Bonds

MSRB adding AI to EMMA

The Municipal Securities Rulemaking Board is currently wrestling with adding AI to its EMMA system in preparation for a machine readable future for financial disclosure.   

“Last year, we received almost 12,000 primary market submissions from you, mostly in the form of official statements,” MSRB CEO Mark Kim told the Government Finance Officers Association’s Debt Committee. “It may surprise you that today, in 2024, we manually touch every single one of your OS’s.” 

The comments came during a Monday meeting of the committee that launched as part of GFOA’s winter meeting in Washington. The MSRB revealed how artificial intelligence is being leveraged to upgrade the EMMA system primarily within the G-32 document. Nearly half of the board’s $45 million budget goes towards technology and data efforts.   

“Last year, we received almost 12,000 primary market submissions from all of you mostly in the form of official statements,” said MSRB CEO Mark Kim.

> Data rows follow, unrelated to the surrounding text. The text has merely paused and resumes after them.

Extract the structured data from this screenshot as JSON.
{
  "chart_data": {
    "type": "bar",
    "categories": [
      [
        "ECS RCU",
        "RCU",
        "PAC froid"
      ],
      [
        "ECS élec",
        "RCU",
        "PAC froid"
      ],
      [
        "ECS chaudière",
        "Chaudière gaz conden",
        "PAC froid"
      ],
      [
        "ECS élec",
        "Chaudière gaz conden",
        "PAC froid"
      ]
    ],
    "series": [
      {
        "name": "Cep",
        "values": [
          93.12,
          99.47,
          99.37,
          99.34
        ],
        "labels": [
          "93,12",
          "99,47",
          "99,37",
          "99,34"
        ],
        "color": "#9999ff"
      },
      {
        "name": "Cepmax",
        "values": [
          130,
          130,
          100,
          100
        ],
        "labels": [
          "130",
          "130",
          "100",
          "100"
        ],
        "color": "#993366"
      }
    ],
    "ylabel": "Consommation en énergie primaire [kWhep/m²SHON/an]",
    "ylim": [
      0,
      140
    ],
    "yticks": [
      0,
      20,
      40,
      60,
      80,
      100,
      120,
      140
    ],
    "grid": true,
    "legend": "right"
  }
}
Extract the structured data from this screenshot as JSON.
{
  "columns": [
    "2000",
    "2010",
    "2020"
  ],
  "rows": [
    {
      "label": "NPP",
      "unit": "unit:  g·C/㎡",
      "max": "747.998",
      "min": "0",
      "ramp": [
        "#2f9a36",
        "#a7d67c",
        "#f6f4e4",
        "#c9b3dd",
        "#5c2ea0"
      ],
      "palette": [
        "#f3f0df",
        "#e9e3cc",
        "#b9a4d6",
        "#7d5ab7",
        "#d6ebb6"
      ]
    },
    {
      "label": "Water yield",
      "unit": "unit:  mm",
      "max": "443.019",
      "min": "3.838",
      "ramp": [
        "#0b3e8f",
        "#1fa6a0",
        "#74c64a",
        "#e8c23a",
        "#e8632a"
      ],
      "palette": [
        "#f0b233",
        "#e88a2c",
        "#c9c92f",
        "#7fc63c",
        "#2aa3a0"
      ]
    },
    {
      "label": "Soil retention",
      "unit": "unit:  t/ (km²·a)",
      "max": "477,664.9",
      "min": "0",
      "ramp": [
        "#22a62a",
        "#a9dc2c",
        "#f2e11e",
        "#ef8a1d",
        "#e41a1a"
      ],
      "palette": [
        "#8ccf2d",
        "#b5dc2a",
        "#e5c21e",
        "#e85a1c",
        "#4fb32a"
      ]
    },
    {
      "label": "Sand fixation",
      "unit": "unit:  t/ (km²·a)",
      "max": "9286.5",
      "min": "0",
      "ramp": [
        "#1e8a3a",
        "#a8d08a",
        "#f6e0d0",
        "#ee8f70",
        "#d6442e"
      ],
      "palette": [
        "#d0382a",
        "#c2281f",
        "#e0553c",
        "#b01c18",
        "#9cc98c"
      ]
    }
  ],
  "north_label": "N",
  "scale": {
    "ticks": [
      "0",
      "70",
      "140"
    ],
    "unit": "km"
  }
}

And it may surprise you that today, in 2024, we manually touch every single one of your OS’s.” 

Dan Nelken/Dan Nelken

The building blocks of the AI methods being employed harken back the early days of data entry. “This is not generative modeling or generative chat GPT,” said Brian Anthony, chief product officer, MSRB. “This uses a concept called supervised learning, which means that we have to go in and teach the model what it is that we’re looking for.” 

Problem areas for the process include standardizing how dates are recorded and the organization of tables of numbers. 

“The good news is that underwriters, generally speaking, do an excellent job,” said Kim. “Underwriters are required to provide this information to us, if they fail to do so, or if they fail to correct data that we identify as potentially wrong, we provide that information to the enforcement agencies.” 

The new experimentations are also designed to boost publicly available information on obligors that is currently restricted in EMMA. 

The evolution of EMMA and the quality of the data being entered also relates to how it will intersect with the standards being developed by the Securities and Exchange Commission imposed by the Financial Data Transparency Act. The law, currently in a phase in-process, will require issuers to produce financial disclosures in a machine-readable format.

“As we look forward to the SEC and Treasury rulemaking on FDTA, establishing data standards, it’ll be really interesting to see whether those types of (accuracy) issues are addressed or not,” Kim said. “We are providing technical assistance to Treasury and SEC. Structured data, semi structured data, unstructured data, we receive it in a wide variety of kinds of formats.”

The FDTA represents a point of pain and opportunity for the GFOA as the law forces issuers to convert some disclosure documents into a yet-to-be-identified machine-readable format. The GFOA does have a plan in place to take advantage of the upcoming public comment period starting in June to help finesse the fine details of the law. 

“You can bet your britches, we are going to make sure that there are comments coming in from every GFOA member so that they understand the data standards, and what type of data standards will be used and what type of data standards will be deployed,” said Emily Brock director of the Federal Liaison Center, GFOA. 

Brock has also been keeping her eye on the major tax package currently winding its way through Congress. “There was a lot of stuff in that tax package that was related to the 2017 tax act,” she said.  Some of the features that they have put inside of that tax bill are relative to corporate transactions and corporate taxation, not necessarily distinctly our issues, but there’s one distinctly our issue that found its way which is Low Income Housing Tax Credits.